The Linograph Company Building, also known as the Englehart Manufacturing Company Building and RiverWalk Lofts , is a historic building located in downtown Davenport, Iowa, United States. It was listed on the Davenport Register of Historic Properties and on the National Register of Historic Places in 2009.

==History==
The Linograph Company Building was designed by two prominent Davenport architects. The original building was the work of the architectural firm of Clausen & Kruse. The 1949 addition was the work of Arthur Ebeling.
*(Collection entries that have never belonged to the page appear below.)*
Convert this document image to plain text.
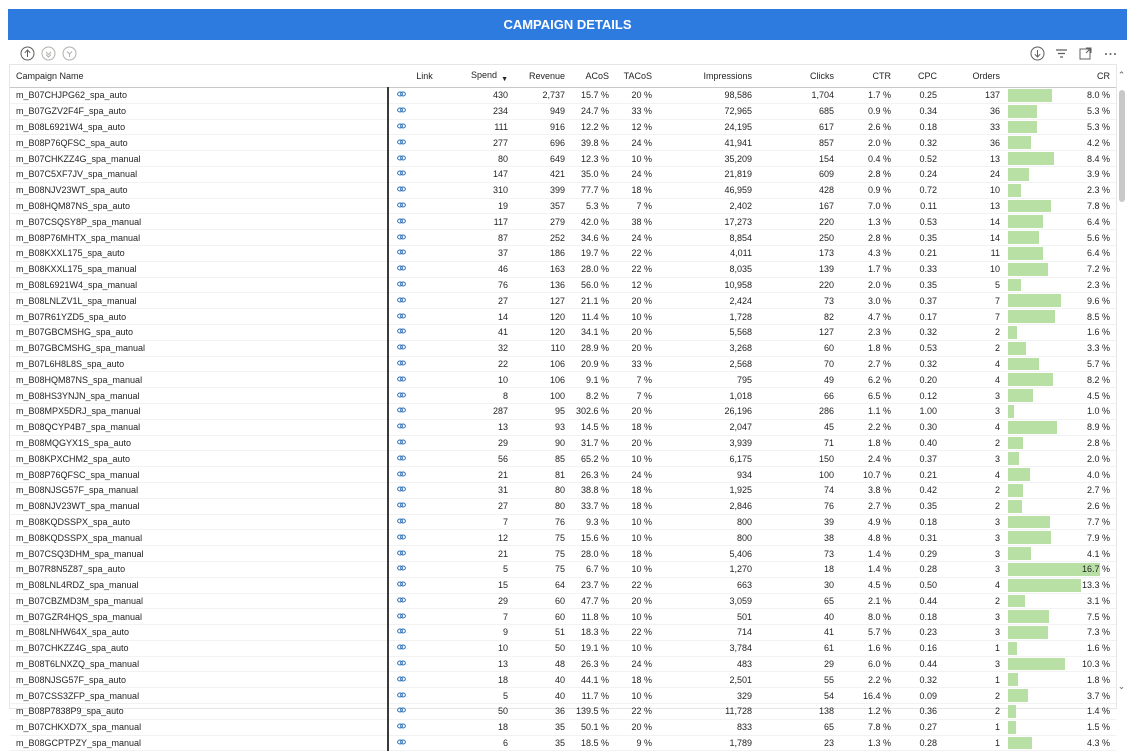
CAMPAIGN DETAILS
Campaign Name	Link	Spend ▼	Revenue	ACoS	TACoS	Impressions	Clicks	CTR	CPC	Orders	CR
m_B07CHJPG62_spa_auto		430	2,737	15.7 %	20 %	98,586	1,704	1.7 %	0.25	137	8.0 %
m_B07GZV2F4F_spa_auto		234	949	24.7 %	33 %	72,965	685	0.9 %	0.34	36	5.3 %
m_B08L6921W4_spa_auto		111	916	12.2 %	12 %	24,195	617	2.6 %	0.18	33	5.3 %
m_B08P76QFSC_spa_auto		277	696	39.8 %	24 %	41,941	857	2.0 %	0.32	36	4.2 %
m_B07CHKZZ4G_spa_manual		80	649	12.3 %	10 %	35,209	154	0.4 %	0.52	13	8.4 %
m_B07C5XF7JV_spa_manual		147	421	35.0 %	24 %	21,819	609	2.8 %	0.24	24	3.9 %
m_B08NJV23WT_spa_auto		310	399	77.7 %	18 %	46,959	428	0.9 %	0.72	10	2.3 %
m_B08HQM87NS_spa_auto		19	357	5.3 %	7 %	2,402	167	7.0 %	0.11	13	7.8 %
m_B07CSQSY8P_spa_manual		117	279	42.0 %	38 %	17,273	220	1.3 %	0.53	14	6.4 %
m_B08P76MHTX_spa_manual		87	252	34.6 %	24 %	8,854	250	2.8 %	0.35	14	5.6 %
m_B08KXXL175_spa_auto		37	186	19.7 %	22 %	4,011	173	4.3 %	0.21	11	6.4 %
m_B08KXXL175_spa_manual		46	163	28.0 %	22 %	8,035	139	1.7 %	0.33	10	7.2 %
m_B08L6921W4_spa_manual		76	136	56.0 %	12 %	10,958	220	2.0 %	0.35	5	2.3 %
m_B08LNLZV1L_spa_manual		27	127	21.1 %	20 %	2,424	73	3.0 %	0.37	7	9.6 %
m_B07R61YZD5_spa_auto		14	120	11.4 %	10 %	1,728	82	4.7 %	0.17	7	8.5 %
m_B07GBCMSHG_spa_auto		41	120	34.1 %	20 %	5,568	127	2.3 %	0.32	2	1.6 %
m_B07GBCMSHG_spa_manual		32	110	28.9 %	20 %	3,268	60	1.8 %	0.53	2	3.3 %
m_B07L6H8L8S_spa_auto		22	106	20.9 %	33 %	2,568	70	2.7 %	0.32	4	5.7 %
m_B08HQM87NS_spa_manual		10	106	9.1 %	7 %	795	49	6.2 %	0.20	4	8.2 %
m_B08HS3YNJN_spa_manual		8	100	8.2 %	7 %	1,018	66	6.5 %	0.12	3	4.5 %
m_B08MPX5DRJ_spa_manual		287	95	302.6 %	20 %	26,196	286	1.1 %	1.00	3	1.0 %
m_B08QCYP4B7_spa_manual		13	93	14.5 %	18 %	2,047	45	2.2 %	0.30	4	8.9 %
m_B08MQGYX1S_spa_auto		29	90	31.7 %	20 %	3,939	71	1.8 %	0.40	2	2.8 %
m_B08KPXCHM2_spa_auto		56	85	65.2 %	10 %	6,175	150	2.4 %	0.37	3	2.0 %
m_B08P76QFSC_spa_manual		21	81	26.3 %	24 %	934	100	10.7 %	0.21	4	4.0 %
m_B08NJSG57F_spa_manual		31	80	38.8 %	18 %	1,925	74	3.8 %	0.42	2	2.7 %
m_B08NJV23WT_spa_manual		27	80	33.7 %	18 %	2,846	76	2.7 %	0.35	2	2.6 %
m_B08KQDSSPX_spa_auto		7	76	9.3 %	10 %	800	39	4.9 %	0.18	3	7.7 %
m_B08KQDSSPX_spa_manual		12	75	15.6 %	10 %	800	38	4.8 %	0.31	3	7.9 %
m_B07CSQ3DHM_spa_manual		21	75	28.0 %	18 %	5,406	73	1.4 %	0.29	3	4.1 %
m_B07R8N5Z87_spa_auto		5	75	6.7 %	10 %	1,270	18	1.4 %	0.28	3	16.7 %
m_B08LNL4RDZ_spa_manual		15	64	23.7 %	22 %	663	30	4.5 %	0.50	4	13.3 %
m_B07CBZMD3M_spa_manual		29	60	47.7 %	20 %	3,059	65	2.1 %	0.44	2	3.1 %
m_B07GZR4HQS_spa_manual		7	60	11.8 %	10 %	501	40	8.0 %	0.18	3	7.5 %
m_B08LNHW64X_spa_auto		9	51	18.3 %	22 %	714	41	5.7 %	0.23	3	7.3 %
m_B07CHKZZ4G_spa_auto		10	50	19.1 %	10 %	3,784	61	1.6 %	0.16	1	1.6 %
m_B08T6LNXZQ_spa_manual		13	48	26.3 %	24 %	483	29	6.0 %	0.44	3	10.3 %
m_B08NJSG57F_spa_auto		18	40	44.1 %	18 %	2,501	55	2.2 %	0.32	1	1.8 %
m_B07CSS3ZFP_spa_manual		5	40	11.7 %	10 %	329	54	16.4 %	0.09	2	3.7 %
m_B08P7838P9_spa_auto		50	36	139.5 %	22 %	11,728	138	1.2 %	0.36	2	1.4 %
m_B07CHKXD7X_spa_manual		18	35	50.1 %	20 %	833	65	7.8 %	0.27	1	1.5 %
m_B08GCPTPZY_spa_manual		6	35	18.5 %	9 %	1,789	23	1.3 %	0.28	1	4.3 %
⌃
⌄
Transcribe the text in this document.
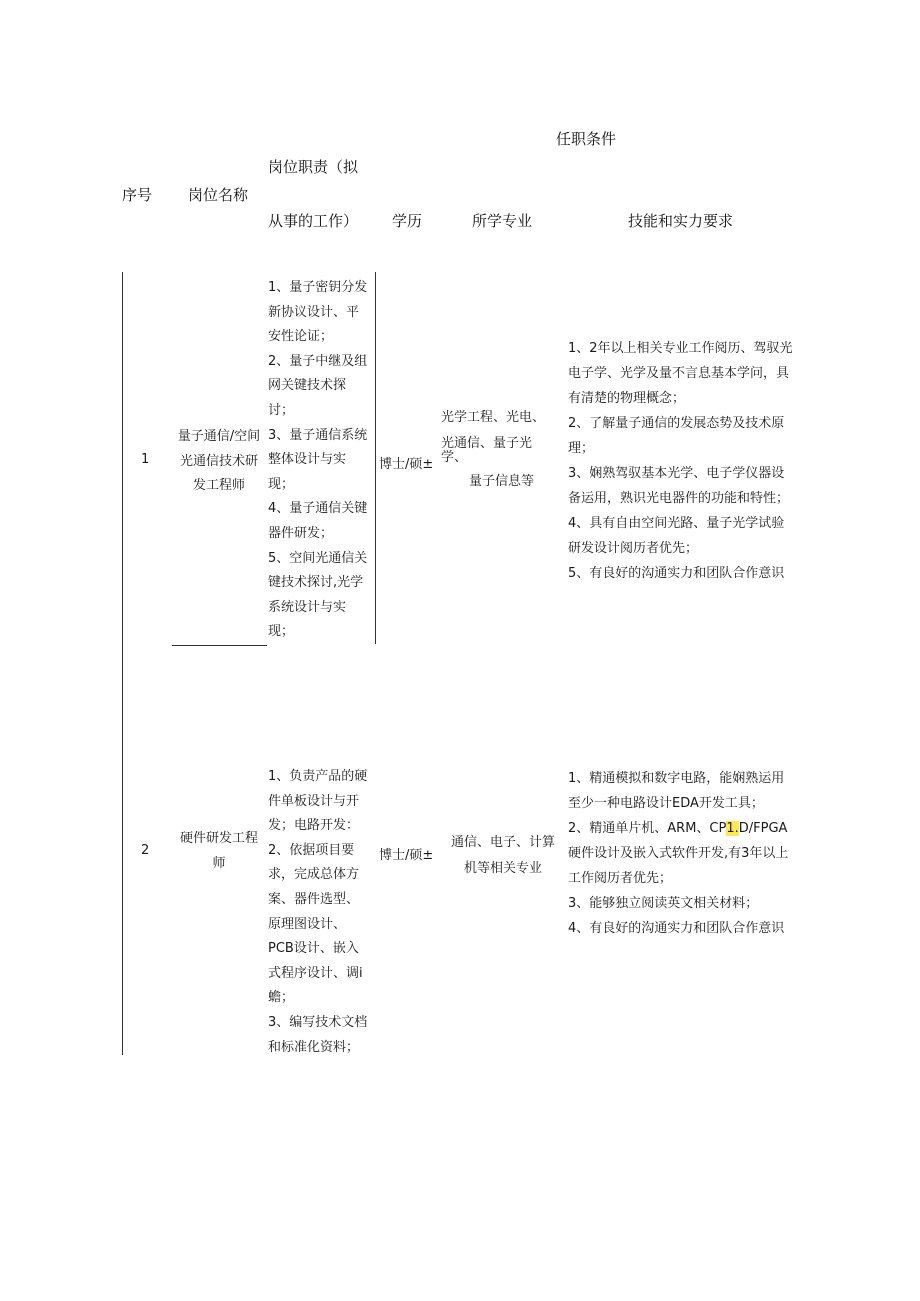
任职条件
岗位职责（拟
序号 岗位名称
从事的工作） 学历	所学专业	技能和实力要求
1
量子通信/空间
光通信技术研
发工程师
1、量子密钥分发
新协议设计、平
安性论证；
2、量子中继及组
网关键技术探
讨；
3、量子通信系统
整体设计与实
现；
4、量子通信关键
器件研发；
5、空间光通信关
键技术探讨,光学
系统设计与实
现；
博士/硕±
光学工程、光电、
光通信、量子光
学、
量子信息等
1、2年以上相关专业工作阅历、驾驭光
电子学、光学及量不言息基本学问，具
有清楚的物理概念；
2、了解量子通信的发展态势及技术原
理；
3、娴熟驾驭基本光学、电子学仪器设
备运用，熟识光电器件的功能和特性；
4、具有自由空间光路、量子光学试验
研发设计阅历者优先；
5、有良好的沟通实力和团队合作意识
2
硬件研发工程
师
1、负责产品的硬
件单板设计与开
发；电路开发：
2、依据项目要
求，完成总体方
案、器件选型、
原理图设计、
PCB设计、嵌入
式程序设计、调i
蟾；
3、编写技术文档
和标准化资料；
博士/硕±
通信、电子、计算
机等相关专业
1、精通模拟和数字电路，能娴熟运用
至少一种电路设计EDA开发工具；
2、精通单片机、ARM、CP1.D/FPGA
硬件设计及嵌入式软件开发,有3年以上
工作阅历者优先；
3、能够独立阅读英文相关材料；
4、有良好的沟通实力和团队合作意识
The building was an industrial facility for the company, which made the Linograph typesetting machine. The machines were distributed internationally, as well as across the country, and they "contributed significantly to the advancement of the typesetting process." The company occupied the building until 1944 when it was sold to a competitor, Intertype Corporation and Englehart Manufacturing Co. In 1954 The Salvation Army acquired the building, and used it for a variety of purposes, including an Adult Rehabilitation Center, which relocated in 2004. MetroPlains Development of St. Paul, Minnesota bought the building in July 2007, and started converting the building into loft apartments in October of the same year. The $8 million project was completed in 2009.

==Architecture==
The building is a four-story, rectangular structure built of concrete on a raised concrete foundation. Extensions were added to the east of the original structure, which altered the building's main entrance. Some of the windows were filled in over the years, but large windows were placed in the building's fenestration during the 2009 renovation. A loading dock on the south side of the building was covered over at some point.